Every so often, when scouring the internet looking for inspiration on a new piece to write about, you come across a story or player that just screams WRITE ABOUT ME!
Such a turn of events happened to me just the other day, as I scrolled through a fan blog for Fiorenzuola Calcio (as you do). Sieving through snippets on the latest goings on in the club, I came across a very short piece on a former player called Andrea Talignani.
Even though the piece consisted of only 107 words, what really drew me in was an image of an old newspaper headline. The headline was simple and short, but powerful in its meaning. It read “Talignani, il Maradona dei poveri,” (Talignani, the Maradona of the poor). Usually, anyone who draws comparison to Maradona must be treated with a level of scepticism, as players rarely live up to the man himself. However, another small newspaper headline beside it reading “Talignani, the terror of goalkeepers,” suggested the first one was not just some form of hyperbole on the journalist’s behalf.
Shifting down through one or two more pictures of Talignani, a series of stats came into view. They were stats from the career of the man himself, a career that spanned from 1979 to 1997. The clubs he played for are inconsequential to all but the nerdiest of calcio followers. As for the level, it never rose higher than the old Serie D. Nevertheless, the stats remained mesmerising. In 432 career games Talignani scored 301 goals. His lowest goals tally in a season was 12 (12 in 22 during the 1991/92 season and 12 in 20 during 93/94’), whilst his highest was 29 (29 in 30 during the 1980/81 and 29 in 29 during 82/83’).
With this prolific goal-scoring record in mind, it was now easy to see why he was dubbed the Maradona of the poor. The man was simply the fuoriclasse of the amateur leagues, a non-league star!

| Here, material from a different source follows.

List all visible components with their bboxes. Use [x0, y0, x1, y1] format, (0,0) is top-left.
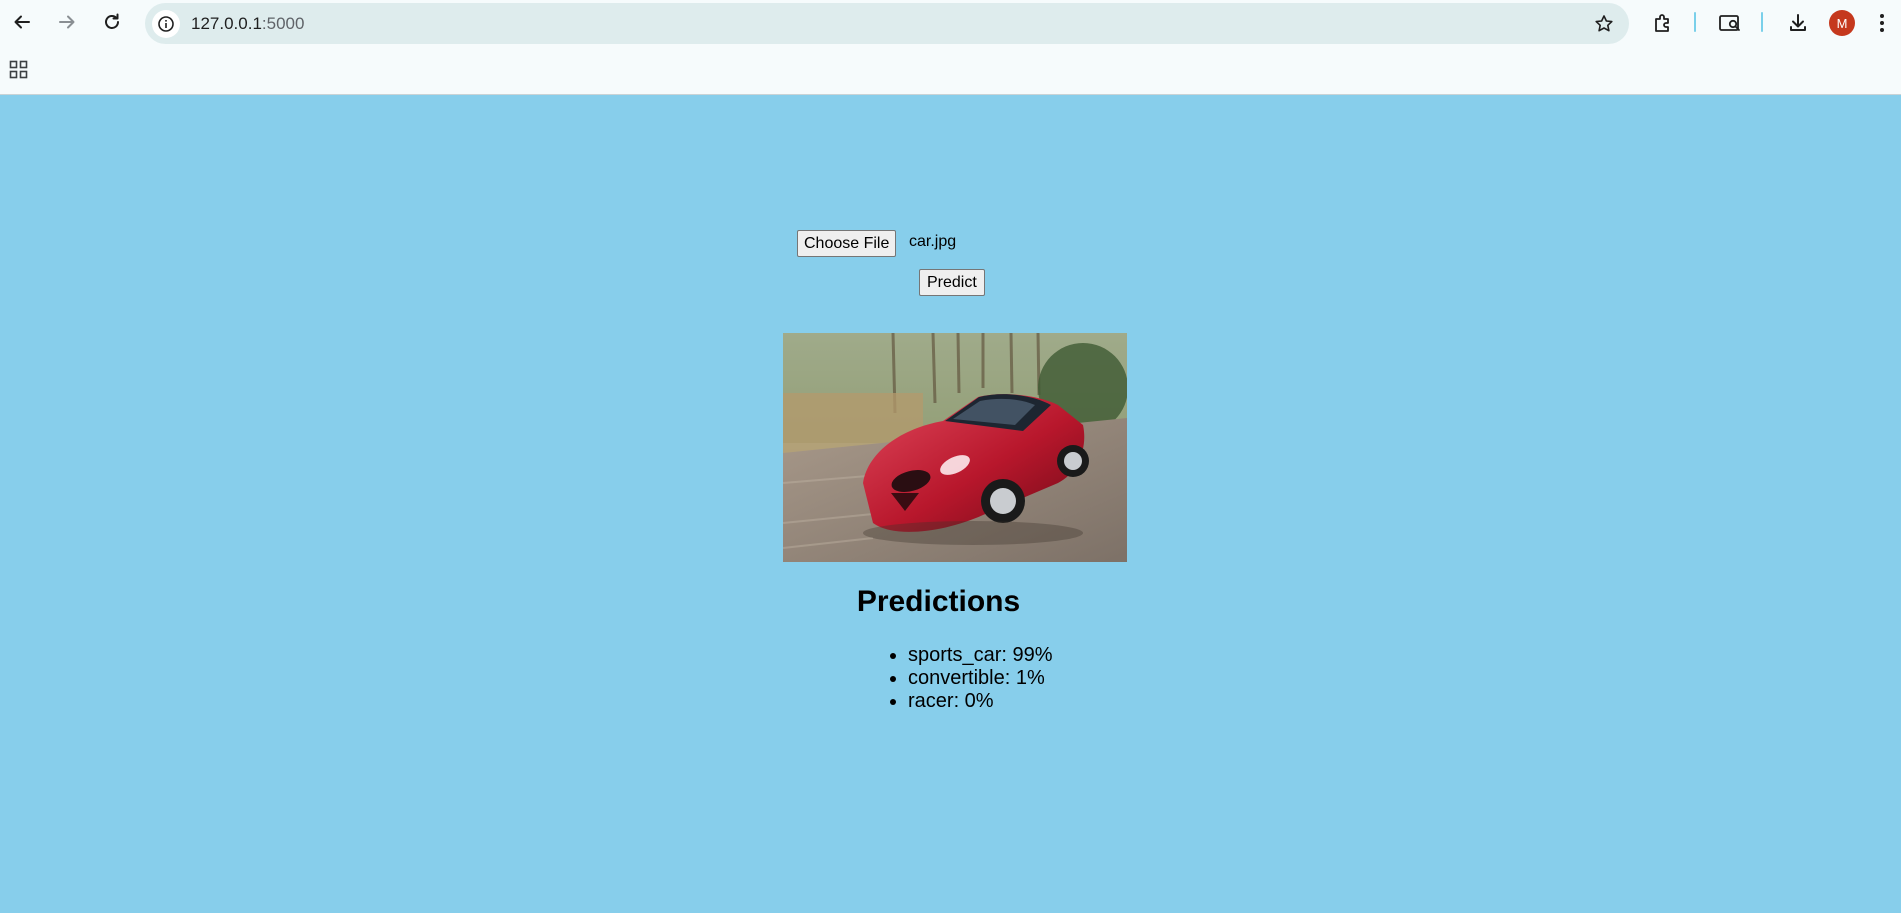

With this base knowledge in tow, I set forth confident of finding more out about the man who averaged 1.43 goals a game in his career. My confidence, however, was misplaced as immediately I stumbled upon an issue; there are two football players by the name of Andrea Talignani. Funnily enough, the other Talignani, a 26-year-old defender, happens to play his football at a similar level to our Andrea and to make matters worse, they both play(ed) in the same part of the country. In truth, it was an obstacle I should have foreseen, having attempted on numerous occasions to sign the younger Talignani in my Football Manager adventures across the lower leagues of Italy (he i a decent left back by the way).
Needless to say, Google is chock full of information on our younger friend but on the more mature Talignani, not so much. Maybe I am just not skilled enough, but try as I did; no new information on Andrea came to light. This left me with a predicament, how to write a biopic piece on a player when I can find little to no information to go on. Then in a massive stroke of luck, I stumbled across a short video on the Gazzetta Di Parma website, titled “Taglinani: I gol del bomber di provincial.”
Thanks to the 77-second-long clip – with no audio and visual quality that would make you cry – the legend that was Andrea Talignani had finally become more than just stats on a page. The video revealed a man who possessed a rocket of a left foot and a forward equally adept at scoring the poachers goals as thunderous free-kicks from range. It was easy to see in this small highlight reel how Talignani had earned such a devastating reputation among the amateur leagues.
Sadly, this video would prove the high point of my research into the career of Andrea and as such, it left me wondering whether a piece on him would be worth writing. In the end, though, I decided that no matter how short the article, it was a story I wanted to tell. I fell in love with calcio not just because of the glitz and glamour of Serie A, but also because of the thousands of fascinating, little-known, tales that intersperse all levels across the peninsula.
And there are few stories more fascinating than a man who scored goals for fun and earned the title il Maradona dei poveri.